If you’re a three-cushion player, give thanks to Bob Byrne
By Mike Shamos, Curator, The Billiard Archive
Bob Byrne, a long-time three-cushion player, billiard author, and entrant in U.S. National three-cushion tournaments, died at age 86 on December 6, 2016 in Dubuque, Iowa, the city of his birth. If you’re currently a three-cushion player, you owe a debt to Bob for helping to keep the game alive in the United States despite a rapid decline in the number of public tables from 1960 through the present.
Bob had an engineering background, and settled in San Francisco in 1954, where he eventually became editor of a construction magazine. During the 1950s and 60s, San Francisco was a beehive of three-cushion activity, largely centering on Welker Cochran, who was many times world champion and who operated a famous downtown room. Bob played there five or six times a week, and learned the game from Cochran, Masako Katsura, 1953 World Champion Ray Kilgore and Danny McGoorty. Bob was fascinated by McGoorty and wrote his first billiard book, McGoorty, The Story of a Billiard Bum, in 1972. It’s a funny, profane and fascinating look at a fine player whose life was totally dedicated to three-cushion.
Bob supplemented his income by writing books outside the field, including Memories of a Non-Jewish Childhood in 1970, which has been turned into a musical, and a series of techno-disaster novels, one of which was made into a TV movie.

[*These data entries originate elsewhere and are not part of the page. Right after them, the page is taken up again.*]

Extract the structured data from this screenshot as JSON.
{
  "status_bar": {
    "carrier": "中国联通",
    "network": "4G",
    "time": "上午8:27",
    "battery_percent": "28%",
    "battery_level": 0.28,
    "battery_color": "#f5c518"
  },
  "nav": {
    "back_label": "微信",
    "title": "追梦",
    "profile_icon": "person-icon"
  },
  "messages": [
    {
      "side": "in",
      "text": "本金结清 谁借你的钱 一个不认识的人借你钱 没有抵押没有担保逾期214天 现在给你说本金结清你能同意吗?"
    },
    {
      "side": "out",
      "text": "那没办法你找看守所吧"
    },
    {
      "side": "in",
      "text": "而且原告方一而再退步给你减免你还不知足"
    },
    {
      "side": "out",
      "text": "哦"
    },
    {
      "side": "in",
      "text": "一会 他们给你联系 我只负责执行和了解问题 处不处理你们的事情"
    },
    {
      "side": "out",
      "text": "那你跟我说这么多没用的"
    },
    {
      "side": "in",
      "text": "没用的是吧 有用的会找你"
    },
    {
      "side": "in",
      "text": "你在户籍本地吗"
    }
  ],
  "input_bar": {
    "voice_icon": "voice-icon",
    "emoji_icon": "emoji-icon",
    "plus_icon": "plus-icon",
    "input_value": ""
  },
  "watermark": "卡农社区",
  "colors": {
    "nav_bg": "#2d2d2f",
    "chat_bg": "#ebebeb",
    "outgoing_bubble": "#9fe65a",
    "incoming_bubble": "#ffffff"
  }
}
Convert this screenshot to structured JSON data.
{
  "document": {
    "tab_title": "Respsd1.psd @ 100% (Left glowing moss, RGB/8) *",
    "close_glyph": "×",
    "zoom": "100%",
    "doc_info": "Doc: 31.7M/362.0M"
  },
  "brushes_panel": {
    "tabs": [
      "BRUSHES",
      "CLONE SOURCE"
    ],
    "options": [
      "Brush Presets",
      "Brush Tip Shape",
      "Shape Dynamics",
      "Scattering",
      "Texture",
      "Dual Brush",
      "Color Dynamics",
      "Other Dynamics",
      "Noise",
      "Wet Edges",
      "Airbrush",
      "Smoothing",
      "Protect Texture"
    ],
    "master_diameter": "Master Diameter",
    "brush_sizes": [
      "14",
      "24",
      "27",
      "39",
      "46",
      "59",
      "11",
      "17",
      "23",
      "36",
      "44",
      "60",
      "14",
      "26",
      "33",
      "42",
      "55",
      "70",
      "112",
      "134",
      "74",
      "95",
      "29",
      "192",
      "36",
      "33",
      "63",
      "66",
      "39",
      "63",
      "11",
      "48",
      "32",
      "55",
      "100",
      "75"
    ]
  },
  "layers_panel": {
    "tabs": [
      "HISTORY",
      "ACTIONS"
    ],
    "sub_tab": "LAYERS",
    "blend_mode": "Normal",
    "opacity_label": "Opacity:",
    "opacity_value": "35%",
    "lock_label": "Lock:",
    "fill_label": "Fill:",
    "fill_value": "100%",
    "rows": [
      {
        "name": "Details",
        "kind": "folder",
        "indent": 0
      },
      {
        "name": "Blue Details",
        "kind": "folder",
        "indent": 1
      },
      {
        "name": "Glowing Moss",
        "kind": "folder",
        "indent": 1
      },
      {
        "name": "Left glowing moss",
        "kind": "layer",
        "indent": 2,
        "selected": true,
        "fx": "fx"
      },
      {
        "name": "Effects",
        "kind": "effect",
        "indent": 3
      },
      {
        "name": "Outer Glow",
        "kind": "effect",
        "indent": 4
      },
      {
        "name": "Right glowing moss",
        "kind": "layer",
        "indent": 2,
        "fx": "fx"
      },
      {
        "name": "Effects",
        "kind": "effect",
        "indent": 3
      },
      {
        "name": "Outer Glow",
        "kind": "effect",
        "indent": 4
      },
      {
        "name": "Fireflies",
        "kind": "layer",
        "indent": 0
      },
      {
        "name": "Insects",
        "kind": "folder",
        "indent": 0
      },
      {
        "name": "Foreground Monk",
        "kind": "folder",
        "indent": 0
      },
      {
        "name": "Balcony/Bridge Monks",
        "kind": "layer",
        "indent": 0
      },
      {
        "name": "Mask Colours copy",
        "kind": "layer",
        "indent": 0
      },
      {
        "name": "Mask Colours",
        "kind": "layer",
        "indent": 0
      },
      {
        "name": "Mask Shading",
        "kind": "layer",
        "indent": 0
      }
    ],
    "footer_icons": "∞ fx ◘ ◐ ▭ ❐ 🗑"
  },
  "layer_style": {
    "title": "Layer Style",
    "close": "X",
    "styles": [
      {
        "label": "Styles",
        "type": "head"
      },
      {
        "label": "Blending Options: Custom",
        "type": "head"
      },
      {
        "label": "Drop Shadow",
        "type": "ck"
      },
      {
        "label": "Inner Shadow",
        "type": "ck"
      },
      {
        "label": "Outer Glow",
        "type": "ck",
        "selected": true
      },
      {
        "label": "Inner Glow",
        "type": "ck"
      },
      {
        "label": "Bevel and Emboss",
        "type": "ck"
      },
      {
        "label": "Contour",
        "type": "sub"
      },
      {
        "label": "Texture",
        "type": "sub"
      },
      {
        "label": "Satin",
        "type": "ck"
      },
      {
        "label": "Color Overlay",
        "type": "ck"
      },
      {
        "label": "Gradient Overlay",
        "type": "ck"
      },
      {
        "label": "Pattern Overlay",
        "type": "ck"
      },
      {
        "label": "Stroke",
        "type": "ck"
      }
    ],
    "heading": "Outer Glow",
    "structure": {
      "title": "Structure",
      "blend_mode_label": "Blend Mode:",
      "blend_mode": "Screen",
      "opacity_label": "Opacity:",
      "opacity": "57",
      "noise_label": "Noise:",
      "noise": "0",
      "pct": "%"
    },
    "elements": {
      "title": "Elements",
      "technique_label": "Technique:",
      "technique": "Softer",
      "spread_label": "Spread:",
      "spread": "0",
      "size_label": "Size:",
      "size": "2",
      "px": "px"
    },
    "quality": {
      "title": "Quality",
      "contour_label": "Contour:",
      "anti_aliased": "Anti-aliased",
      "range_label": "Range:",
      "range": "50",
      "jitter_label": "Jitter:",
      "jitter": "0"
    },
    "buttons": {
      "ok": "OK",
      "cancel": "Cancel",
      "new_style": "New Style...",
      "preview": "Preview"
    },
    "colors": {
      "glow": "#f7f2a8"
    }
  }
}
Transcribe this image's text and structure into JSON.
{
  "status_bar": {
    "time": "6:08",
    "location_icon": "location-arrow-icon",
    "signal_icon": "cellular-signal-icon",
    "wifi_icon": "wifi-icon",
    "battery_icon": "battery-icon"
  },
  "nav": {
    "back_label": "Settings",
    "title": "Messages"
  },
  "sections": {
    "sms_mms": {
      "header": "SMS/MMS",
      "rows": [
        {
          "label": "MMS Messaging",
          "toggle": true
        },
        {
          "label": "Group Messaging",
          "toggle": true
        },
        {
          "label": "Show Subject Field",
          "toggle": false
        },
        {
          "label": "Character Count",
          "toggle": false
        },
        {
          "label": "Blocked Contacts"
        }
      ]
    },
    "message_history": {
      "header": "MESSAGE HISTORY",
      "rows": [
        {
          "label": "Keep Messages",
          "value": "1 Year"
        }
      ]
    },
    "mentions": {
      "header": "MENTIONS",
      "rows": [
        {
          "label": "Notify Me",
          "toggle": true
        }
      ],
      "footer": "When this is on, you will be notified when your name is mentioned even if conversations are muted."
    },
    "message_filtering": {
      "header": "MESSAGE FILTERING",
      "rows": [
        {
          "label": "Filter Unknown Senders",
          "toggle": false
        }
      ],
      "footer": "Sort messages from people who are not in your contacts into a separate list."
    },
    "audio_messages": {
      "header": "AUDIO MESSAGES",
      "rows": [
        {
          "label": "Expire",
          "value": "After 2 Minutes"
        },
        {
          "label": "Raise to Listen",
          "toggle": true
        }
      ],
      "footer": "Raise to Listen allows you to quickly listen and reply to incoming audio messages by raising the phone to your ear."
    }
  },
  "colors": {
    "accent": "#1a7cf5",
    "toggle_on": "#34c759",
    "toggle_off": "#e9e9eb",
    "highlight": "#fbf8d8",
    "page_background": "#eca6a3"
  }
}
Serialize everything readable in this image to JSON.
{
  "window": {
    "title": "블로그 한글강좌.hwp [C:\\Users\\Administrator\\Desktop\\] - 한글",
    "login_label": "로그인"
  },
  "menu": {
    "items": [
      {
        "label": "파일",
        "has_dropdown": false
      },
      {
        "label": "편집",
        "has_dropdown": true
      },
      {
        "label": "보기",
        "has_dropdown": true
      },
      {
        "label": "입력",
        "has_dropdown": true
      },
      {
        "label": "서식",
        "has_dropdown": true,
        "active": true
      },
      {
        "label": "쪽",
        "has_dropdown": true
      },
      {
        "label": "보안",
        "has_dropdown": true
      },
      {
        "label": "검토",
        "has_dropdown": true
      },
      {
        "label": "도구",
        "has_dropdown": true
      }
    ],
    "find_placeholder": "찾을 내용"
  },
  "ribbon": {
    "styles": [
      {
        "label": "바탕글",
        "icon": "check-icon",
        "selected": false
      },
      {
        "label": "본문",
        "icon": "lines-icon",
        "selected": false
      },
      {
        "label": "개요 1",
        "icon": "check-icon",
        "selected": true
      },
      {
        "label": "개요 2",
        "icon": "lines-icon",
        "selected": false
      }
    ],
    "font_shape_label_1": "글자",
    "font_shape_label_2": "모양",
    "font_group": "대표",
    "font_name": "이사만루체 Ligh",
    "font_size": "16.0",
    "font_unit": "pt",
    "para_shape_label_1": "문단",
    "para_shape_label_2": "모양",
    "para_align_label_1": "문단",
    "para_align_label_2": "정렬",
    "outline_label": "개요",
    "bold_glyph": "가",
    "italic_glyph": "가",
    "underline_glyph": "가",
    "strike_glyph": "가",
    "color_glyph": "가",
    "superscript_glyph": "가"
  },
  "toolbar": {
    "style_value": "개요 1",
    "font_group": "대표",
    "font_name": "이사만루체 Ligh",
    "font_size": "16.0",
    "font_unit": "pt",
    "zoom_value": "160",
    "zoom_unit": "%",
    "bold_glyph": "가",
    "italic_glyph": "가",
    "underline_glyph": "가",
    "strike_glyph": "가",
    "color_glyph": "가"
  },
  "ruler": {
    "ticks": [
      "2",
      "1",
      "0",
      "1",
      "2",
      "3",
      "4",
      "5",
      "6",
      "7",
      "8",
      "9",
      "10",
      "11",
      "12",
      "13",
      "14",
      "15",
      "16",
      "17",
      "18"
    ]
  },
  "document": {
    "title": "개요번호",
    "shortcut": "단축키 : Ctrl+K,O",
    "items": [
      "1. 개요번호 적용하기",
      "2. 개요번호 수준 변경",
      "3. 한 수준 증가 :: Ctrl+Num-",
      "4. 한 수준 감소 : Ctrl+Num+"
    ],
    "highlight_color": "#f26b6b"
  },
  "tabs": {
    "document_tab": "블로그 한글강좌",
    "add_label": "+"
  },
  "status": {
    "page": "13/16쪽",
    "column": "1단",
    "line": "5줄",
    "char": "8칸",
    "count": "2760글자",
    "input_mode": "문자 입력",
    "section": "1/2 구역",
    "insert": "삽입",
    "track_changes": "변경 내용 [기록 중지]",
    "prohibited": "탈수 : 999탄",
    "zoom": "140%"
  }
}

You probably know that before 1978 there were very few instructional books on three-cushion in any language, especially English. Those that existed did not delve into the game in any real depth, but focused on simple diamond systems and key shots. In 1978, Harcourt Brace published Byrne’s Standard Book of Pool and Billiards, a comprehensive manual on both games up to the intermediate level. The book was brilliant on several levels. First, the larger audience consisted of pool players, but the book exposed them to three-cushion in a way that made the game seem interesting and approachable. Second, the book explained several critical ideas, particularly cue ball deflection (“squirt”), that other books had omitted completely. Third, even though Bob was a known quantity in the San Francisco three-cushion community, he had no national reputation as a pool player. Yet suddenly the title Byrne’s Standard Book was on everyone’s lips, and it became a best-seller, drawing in legions of casual players and reawaking an appetite in old-timers. At a memorial party for Bob held in Dubuque in May 2017, Mike Panozzo, publisher of Billiards Digest, noted that Bob’s decision to put his name in the title of an instructional book was a clever move that quickly made him famous.
It made him famous enough that Bob was hired as Contributing Editor of Billiards Digest, which began publication in 1978. I was honored some time later to join Bob on the banner as another Contributing Editor. Bob produced six more billiard books, the most recent in 2003 at age 73, starred in seven instructional pool videos and narrated numerous three-cushion match videos for Accu-Stats. I was his color man for a number of those tapes, and we had the greatest fun seated a few feet from the world’s greatest players, like Sang Lee, Torbjörn Blömdahl and Raymond Ceulemans, purporting to give the viewers some insight into their shot planning.
In 2001, Bob was inducted into the Billiard Congress of America Hall of Fame for Meritorious Service in the same ceremony that honored Raymond Ceulemans as Greatest Player. Bob wasn’t just a writer, but had substantial playing credentials. He first played in the U.S. Three-Cushion Nationals in 1968, coming in fourth behind Allen Gilbert, Bill Hynes and Bob Ameen. He finished seventh in 1973, 1975, 1977. He won two seniors tournaments in 1999 at age 69. His lifetime three-cushion high run was 16. He was also a fine pocket player and was able to run his age at 78
After retiring to Dubuque in 1996, Bob set about ensuring that three-cushion would live in that city also, and revived the Masonic Temple’s billiard room for local enthusiasts.
His prolific career would not have been possible without the love and support of Cindy Nelms, whom he married in 1991 after a courtship of several years. In a final act of support for the game, Bob left instructions for Cindy that a collection of unique billiard items, including cues and original manuscripts of his books, were to be sold and the proceeds donated to the USBA. So we can thank Bob yet again for his contributions to billiards.